Recordé de primero una frase de Albert Einstein: “El mundo no será destruido por los que hacen el mal, sino por aquellos que los miran sin hacer nada”. No lo dijo una persona cualquiera, sino un científico con los más altos niveles de humanismo. Einstein tenía muy claro que el mal raramente llega solo, sino que se instala porque se le permite. Se acomoda en los huecos que dejan la apatía, el desencanto, la desesperanza o el miedo. Costa Rica, peligrosamente, está coqueteando con esos vacíos. Estamos desdibujando los límites del respeto, de la dignidad, del diálogo, y aunque muchos lo ven, prefieren callar.
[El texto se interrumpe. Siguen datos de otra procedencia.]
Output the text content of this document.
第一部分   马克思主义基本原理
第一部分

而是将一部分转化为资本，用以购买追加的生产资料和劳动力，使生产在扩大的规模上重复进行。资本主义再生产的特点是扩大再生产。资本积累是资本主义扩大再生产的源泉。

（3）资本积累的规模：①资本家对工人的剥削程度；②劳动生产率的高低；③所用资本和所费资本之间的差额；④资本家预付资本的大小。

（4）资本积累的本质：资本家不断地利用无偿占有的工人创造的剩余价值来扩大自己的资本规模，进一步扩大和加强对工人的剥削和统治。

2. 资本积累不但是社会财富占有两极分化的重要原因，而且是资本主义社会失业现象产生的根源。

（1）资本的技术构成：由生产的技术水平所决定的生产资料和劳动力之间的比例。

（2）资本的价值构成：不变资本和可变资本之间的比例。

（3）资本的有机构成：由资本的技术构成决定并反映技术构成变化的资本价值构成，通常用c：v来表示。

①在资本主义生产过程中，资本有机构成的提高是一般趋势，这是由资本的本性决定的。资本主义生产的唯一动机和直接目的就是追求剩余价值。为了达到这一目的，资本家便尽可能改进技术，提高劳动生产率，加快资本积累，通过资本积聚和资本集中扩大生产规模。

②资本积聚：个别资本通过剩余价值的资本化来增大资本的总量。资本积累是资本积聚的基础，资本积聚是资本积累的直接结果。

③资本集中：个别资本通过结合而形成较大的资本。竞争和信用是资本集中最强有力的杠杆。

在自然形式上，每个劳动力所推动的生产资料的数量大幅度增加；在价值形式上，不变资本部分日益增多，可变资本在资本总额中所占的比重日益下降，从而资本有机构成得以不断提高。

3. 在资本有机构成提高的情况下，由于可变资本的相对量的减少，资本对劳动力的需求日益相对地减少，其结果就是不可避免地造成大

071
Pero encontré una frase fuerte, aunque no menos realista, de Edmund Burke: “Cuando los hombres malos se combinan, los buenos deben unirse; de lo contrario, caerán uno por uno, un sacrificio sin compasión en una lucha despreciable.” Lo dijo hace casi dos siglos y medio; sin embargo, como que no hemos aprendido, lo hemos olvidado, o, peor aún, tememos actuar.
Es que debe preocuparnos la audacia con que los “malos” se combinan, pero más el letargo de los buenos. Esa ciudadanía que aún cree en la democracia, en el respeto a los derechos humanos, en la división de poderes, en la libertad de prensa, pero que calla. Que observa en silencio, se retrae, no quiere problemas. Esa que guarda prudente –conveniente– distancia. ¡Cuidado! Esa neutralidad cómoda, esa supuesta “objetividad”, es el abono para que lo injusto se normalice.
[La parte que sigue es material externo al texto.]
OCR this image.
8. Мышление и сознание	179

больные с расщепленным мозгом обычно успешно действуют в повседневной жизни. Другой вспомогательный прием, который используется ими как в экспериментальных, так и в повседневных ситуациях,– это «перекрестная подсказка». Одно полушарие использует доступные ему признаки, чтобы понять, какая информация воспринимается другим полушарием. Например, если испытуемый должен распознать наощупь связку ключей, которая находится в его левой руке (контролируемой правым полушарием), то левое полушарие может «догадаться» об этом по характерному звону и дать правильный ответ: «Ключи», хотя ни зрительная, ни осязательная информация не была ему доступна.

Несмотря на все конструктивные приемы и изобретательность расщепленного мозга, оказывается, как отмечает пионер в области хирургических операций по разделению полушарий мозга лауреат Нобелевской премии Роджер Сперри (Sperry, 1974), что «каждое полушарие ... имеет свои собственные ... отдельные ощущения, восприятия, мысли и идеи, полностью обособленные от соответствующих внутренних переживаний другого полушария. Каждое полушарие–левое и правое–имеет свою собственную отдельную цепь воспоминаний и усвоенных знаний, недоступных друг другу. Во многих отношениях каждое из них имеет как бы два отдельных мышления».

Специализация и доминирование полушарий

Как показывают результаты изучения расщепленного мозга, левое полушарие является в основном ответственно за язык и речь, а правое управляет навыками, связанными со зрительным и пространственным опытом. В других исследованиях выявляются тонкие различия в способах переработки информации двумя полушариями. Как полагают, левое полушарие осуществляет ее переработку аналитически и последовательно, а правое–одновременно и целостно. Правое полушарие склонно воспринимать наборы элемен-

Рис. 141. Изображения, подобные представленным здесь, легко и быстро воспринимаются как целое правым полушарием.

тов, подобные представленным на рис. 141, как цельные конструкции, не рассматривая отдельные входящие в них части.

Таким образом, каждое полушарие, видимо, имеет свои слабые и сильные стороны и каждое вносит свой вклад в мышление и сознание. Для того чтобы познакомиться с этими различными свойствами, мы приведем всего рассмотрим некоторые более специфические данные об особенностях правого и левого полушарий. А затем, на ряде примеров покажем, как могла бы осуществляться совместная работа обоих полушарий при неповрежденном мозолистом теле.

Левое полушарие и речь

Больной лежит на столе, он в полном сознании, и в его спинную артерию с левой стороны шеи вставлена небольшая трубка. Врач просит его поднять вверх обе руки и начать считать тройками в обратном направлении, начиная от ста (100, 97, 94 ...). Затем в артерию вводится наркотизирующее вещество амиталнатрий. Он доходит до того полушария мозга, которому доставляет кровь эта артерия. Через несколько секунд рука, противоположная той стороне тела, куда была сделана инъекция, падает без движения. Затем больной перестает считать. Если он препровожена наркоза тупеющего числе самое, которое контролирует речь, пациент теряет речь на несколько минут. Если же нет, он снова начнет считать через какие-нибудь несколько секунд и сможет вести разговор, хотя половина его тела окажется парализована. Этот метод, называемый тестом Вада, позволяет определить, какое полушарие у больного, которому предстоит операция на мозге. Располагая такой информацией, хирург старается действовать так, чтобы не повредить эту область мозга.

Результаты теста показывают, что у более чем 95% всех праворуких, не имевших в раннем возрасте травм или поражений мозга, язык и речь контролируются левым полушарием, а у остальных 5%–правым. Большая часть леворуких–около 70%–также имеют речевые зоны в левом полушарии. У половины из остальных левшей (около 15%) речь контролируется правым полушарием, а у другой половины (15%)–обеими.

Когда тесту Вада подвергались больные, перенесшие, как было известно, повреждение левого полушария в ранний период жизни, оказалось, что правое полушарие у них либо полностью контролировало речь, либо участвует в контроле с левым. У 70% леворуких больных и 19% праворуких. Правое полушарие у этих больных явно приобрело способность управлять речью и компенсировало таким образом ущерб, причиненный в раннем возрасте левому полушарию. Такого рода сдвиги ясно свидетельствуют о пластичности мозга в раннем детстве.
Para cerrar con frases célebres, traigo a colación a Martin Luther King Jr.: “Al final, no recordaremos las palabras de nuestros enemigos, sino el silencio de nuestros amigos”. Porque cuando el país más necesita voces claras, lúcidas, comprometidas, muchas de ellas prefieren el mutismo, la tibieza o el cálculo político. No se quieren quemar. No quieren perder seguidores, contratos, privilegios o su statu quo. Entonces callan; al hacerlo, habilitan.
El silencio de los buenos no es solo ausencia de palabras. Es también dejar pasar la mentira, la posverdad, las fake news, reírle el chiste al que denigra, justificar la arbitrariedad porque “los otros robaron más”. Es permitir la demolición de instituciones con el argumento de que “no han resuelto los problemas”. Es tolerar el insulto al periodista, la amenaza al juez, la burla al académico. Es mirar para otro lado cuando la ética se descarta por ser un estorbo.
En América Latina, los populismos autoritarios no llegaron de golpe. Se gestaron con aplausos y se consolidaron porque demasiadas personas decentes optaron por un silencio, en apariencia, conveniente. Y, cuando quisieron reaccionar, ya era tarde.
Costa Rica aún está a tiempo; pero cada día que dejamos pasar sin alzar la voz, sin organizarnos, sin exigir transparencia, respeto y legalidad, es un día más que le regalamos a quienes no creen en la democracia, sino en el poder como instrumento de revancha o de imposición.
Hoy, más que nunca, el silencio no es una opción. La democracia no se defiende sola. La construimos y protegemos quienes nos atrevemos a no caer en el laissez faire.
Callar cuando hay que hablar también es tomar partido.
juan.romero.zuniga@una.ac.cr
Juan José Romero Zúñiga es médico veterinario, epidemiólogo y académico investigador en la UNA y la UCR. Ha publicado múltiples artículos científicos en revistas internacionales.